FreeBSD will save me, surely
I have been a Linux hobbyist for many years. I have installed many Linux distributions on dedicated machines or dual-booted with Windoze.
I have seen and been honoured to lay my hands on a Mac (OS X) and thought it was pretty, if a little flimsy. For a couple of years my main desktop OS of choice has been Ubuntu (for the last 6 months the Minty derived fork). Over the years I have been almost as frustrated with RedHat, SUSE, Mandriva and Ubuntu as I have been with the MS beast.
The trouble with Open Source is that there is no commercial motive to support it, on the part of hardware manufactures; why should they? The Open Source movement produces great software that runs a great deal of the world's modern communications and PCs but it is primarily driven by people who don't 'play' with computers. The volunteers and others who work on the Linux kernel, for example, want reliable security systems and databases and highly technical projects to work. They don't care about the frilly stuff most people use desktop PCs for.
Thus: Linux, Unix, Wine etc are always a half-year or many years behind because they can never support all the hardware that the commercial boys and girls can. Trying to persuade more hardware makers to cooperate is laudable but always ultimately doomed, if there's no profit in it. Unifying hardware standards so that manufacturers were compelled to make driver interfaces easy to implement would help but won't happen.
The current well documented miserable failings of MS's Vista are helping push a few more people to a Compiz enabled KDE/Gnome environment but only those willing to spend a lot of time and money making careful hardware choices aimed at a specific alternative to MS.
There are millions of people like me with hardware, at least three years old with no intention of replacing it until it breaks, that want to use it in a modern, secure and reliable software environment. We won't be buying Vista or its successor. So where does that leave me?

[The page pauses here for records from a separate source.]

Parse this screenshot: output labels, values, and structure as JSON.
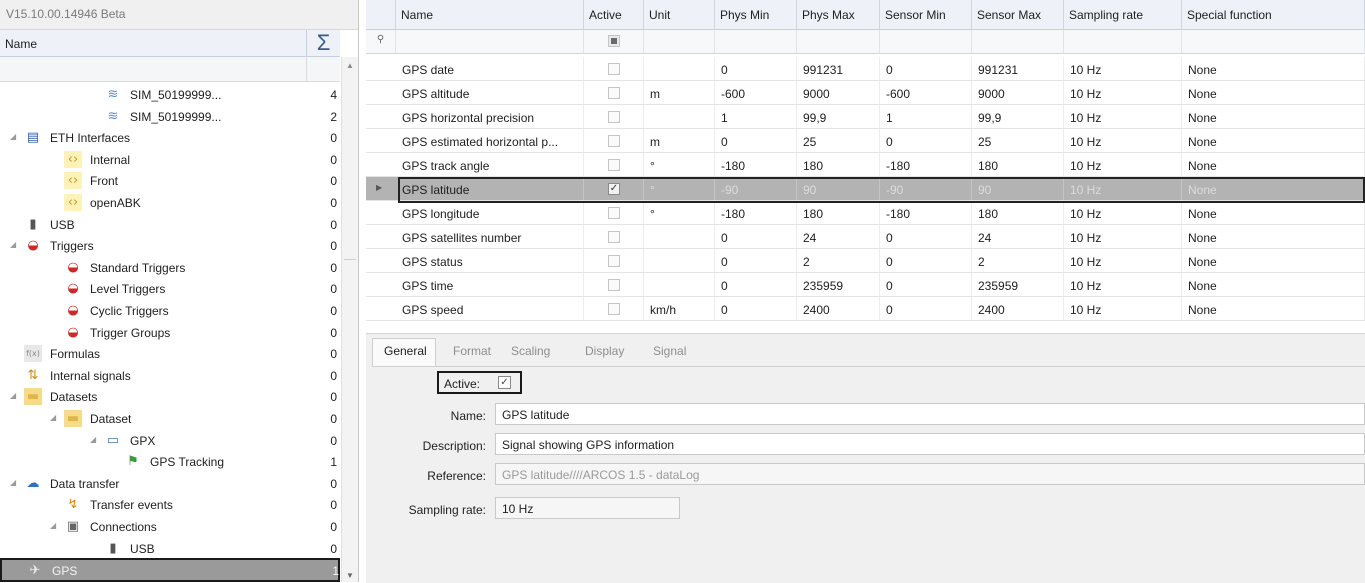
{
  "app": {
    "version": "V15.10.00.14946 Beta"
  },
  "tree": {
    "header_name": "Name",
    "header_sigma": "Σ",
    "rows": [
      {
        "label": "SIM_50199999...",
        "count": "4",
        "indent": 4,
        "icon": "signal-wave-icon",
        "expand": ""
      },
      {
        "label": "SIM_50199999...",
        "count": "2",
        "indent": 4,
        "icon": "signal-wave-icon",
        "expand": ""
      },
      {
        "label": "ETH Interfaces",
        "count": "0",
        "indent": 2,
        "icon": "ethernet-interface-icon",
        "expand": "◢"
      },
      {
        "label": "Internal",
        "count": "0",
        "indent": 3,
        "icon": "interface-port-icon",
        "expand": ""
      },
      {
        "label": "Front",
        "count": "0",
        "indent": 3,
        "icon": "interface-port-icon",
        "expand": ""
      },
      {
        "label": "openABK",
        "count": "0",
        "indent": 3,
        "icon": "interface-port-icon",
        "expand": ""
      },
      {
        "label": "USB",
        "count": "0",
        "indent": 2,
        "icon": "usb-icon",
        "expand": ""
      },
      {
        "label": "Triggers",
        "count": "0",
        "indent": 2,
        "icon": "trigger-icon",
        "expand": "◢"
      },
      {
        "label": "Standard Triggers",
        "count": "0",
        "indent": 3,
        "icon": "standard-trigger-icon",
        "expand": ""
      },
      {
        "label": "Level Triggers",
        "count": "0",
        "indent": 3,
        "icon": "level-trigger-icon",
        "expand": ""
      },
      {
        "label": "Cyclic Triggers",
        "count": "0",
        "indent": 3,
        "icon": "cyclic-trigger-icon",
        "expand": ""
      },
      {
        "label": "Trigger Groups",
        "count": "0",
        "indent": 3,
        "icon": "trigger-group-icon",
        "expand": ""
      },
      {
        "label": "Formulas",
        "count": "0",
        "indent": 2,
        "icon": "formula-icon",
        "expand": ""
      },
      {
        "label": "Internal signals",
        "count": "0",
        "indent": 2,
        "icon": "internal-signals-icon",
        "expand": ""
      },
      {
        "label": "Datasets",
        "count": "0",
        "indent": 2,
        "icon": "folder-icon",
        "expand": "◢"
      },
      {
        "label": "Dataset",
        "count": "0",
        "indent": 3,
        "icon": "folder-icon",
        "expand": "◢"
      },
      {
        "label": "GPX",
        "count": "0",
        "indent": 4,
        "icon": "gpx-file-icon",
        "expand": "◢"
      },
      {
        "label": "GPS Tracking",
        "count": "1",
        "indent": 5,
        "icon": "gps-tracking-icon",
        "expand": ""
      },
      {
        "label": "Data transfer",
        "count": "0",
        "indent": 2,
        "icon": "data-transfer-icon",
        "expand": "◢"
      },
      {
        "label": "Transfer events",
        "count": "0",
        "indent": 3,
        "icon": "transfer-event-icon",
        "expand": ""
      },
      {
        "label": "Connections",
        "count": "0",
        "indent": 3,
        "icon": "connection-icon",
        "expand": "◢"
      },
      {
        "label": "USB",
        "count": "0",
        "indent": 4,
        "icon": "usb-icon",
        "expand": ""
      },
      {
        "label": "GPS",
        "count": "1",
        "indent": 2,
        "icon": "gps-satellite-icon",
        "expand": "",
        "selected": true
      }
    ]
  },
  "grid": {
    "columns": [
      "Name",
      "Active",
      "Unit",
      "Phys Min",
      "Phys Max",
      "Sensor Min",
      "Sensor Max",
      "Sampling rate",
      "Special function"
    ],
    "rows": [
      {
        "name": "GPS date",
        "active": false,
        "unit": "",
        "phys_min": "0",
        "phys_max": "991231",
        "sensor_min": "0",
        "sensor_max": "991231",
        "rate": "10 Hz",
        "special": "None"
      },
      {
        "name": "GPS altitude",
        "active": false,
        "unit": "m",
        "phys_min": "-600",
        "phys_max": "9000",
        "sensor_min": "-600",
        "sensor_max": "9000",
        "rate": "10 Hz",
        "special": "None"
      },
      {
        "name": "GPS horizontal precision",
        "active": false,
        "unit": "",
        "phys_min": "1",
        "phys_max": "99,9",
        "sensor_min": "1",
        "sensor_max": "99,9",
        "rate": "10 Hz",
        "special": "None"
      },
      {
        "name": "GPS estimated horizontal p...",
        "active": false,
        "unit": "m",
        "phys_min": "0",
        "phys_max": "25",
        "sensor_min": "0",
        "sensor_max": "25",
        "rate": "10 Hz",
        "special": "None"
      },
      {
        "name": "GPS track angle",
        "active": false,
        "unit": "°",
        "phys_min": "-180",
        "phys_max": "180",
        "sensor_min": "-180",
        "sensor_max": "180",
        "rate": "10 Hz",
        "special": "None"
      },
      {
        "name": "GPS latitude",
        "active": true,
        "unit": "°",
        "phys_min": "-90",
        "phys_max": "90",
        "sensor_min": "-90",
        "sensor_max": "90",
        "rate": "10 Hz",
        "special": "None",
        "selected": true
      },
      {
        "name": "GPS longitude",
        "active": false,
        "unit": "°",
        "phys_min": "-180",
        "phys_max": "180",
        "sensor_min": "-180",
        "sensor_max": "180",
        "rate": "10 Hz",
        "special": "None"
      },
      {
        "name": "GPS satellites number",
        "active": false,
        "unit": "",
        "phys_min": "0",
        "phys_max": "24",
        "sensor_min": "0",
        "sensor_max": "24",
        "rate": "10 Hz",
        "special": "None"
      },
      {
        "name": "GPS status",
        "active": false,
        "unit": "",
        "phys_min": "0",
        "phys_max": "2",
        "sensor_min": "0",
        "sensor_max": "2",
        "rate": "10 Hz",
        "special": "None"
      },
      {
        "name": "GPS time",
        "active": false,
        "unit": "",
        "phys_min": "0",
        "phys_max": "235959",
        "sensor_min": "0",
        "sensor_max": "235959",
        "rate": "10 Hz",
        "special": "None"
      },
      {
        "name": "GPS speed",
        "active": false,
        "unit": "km/h",
        "phys_min": "0",
        "phys_max": "2400",
        "sensor_min": "0",
        "sensor_max": "2400",
        "rate": "10 Hz",
        "special": "None"
      }
    ]
  },
  "details": {
    "tabs": [
      "General",
      "Format",
      "Scaling",
      "Display",
      "Signal"
    ],
    "active_label": "Active:",
    "active_checked": true,
    "name_label": "Name:",
    "name_value": "GPS latitude",
    "description_label": "Description:",
    "description_value": "Signal showing GPS information",
    "reference_label": "Reference:",
    "reference_value": "GPS latitude////ARCOS 1.5 - dataLog",
    "sampling_label": "Sampling rate:",
    "sampling_value": "10 Hz"
  },
  "colors": {
    "selection": "#9a9a9a",
    "header_bg": "#eef2f8",
    "accent_sigma": "#3a5a8a"
  }
}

I have been using Linux Mint for about six months and everything worked straight out of the box (on a machine built by me for Linux) and it is still fine, if a little slower than it was on day one but:
I still can't unravel the mess that is local networking. Something always goes wrong and has on every version of Linux I have used. It is an arcane black art, which has never been fully documented in any easily accessible form, after years of searching. In addition to my minty desktop PC, I have a Windoze box solely for making full use of a high quality sound device and making full use of my printer and scanner. I also have a specially built box stuffed with storage that should be a file server, internet gateway and (just for fun) domain controller but I have never had them all talking to each other properly.
What am I going to do about it? Install FreeBSD. I have gone back to basics, recalling undergraduate days in front of a Unix workstation, and read extensively about the forthcoming 7 release of FreeBSD, which I did briefly install a couple of years ago on my underused server (version 5, I think). I am still reading the 1000 page 'Handbook' and am plowing through 'FreeBSD 6 unleashed' ready for the big day.
I have realised that relying on the Linux distribution makers or Microsoft to look after my welfare is folly. I have to take control and responsibility for my hardware by installing a system I will have to make an effort to understand. The time I take to do that will save me many headaches in the future, I hope! It will be no walk in the park but my reading so far assures me that it is not that hard, just short-term time consuming.
I will still have to keep my XP machine until a miracle happens but that is OK. My successfully set up server will help protect it from itself and the stupidity and carelessness of the Redmond ne'er-do-wells.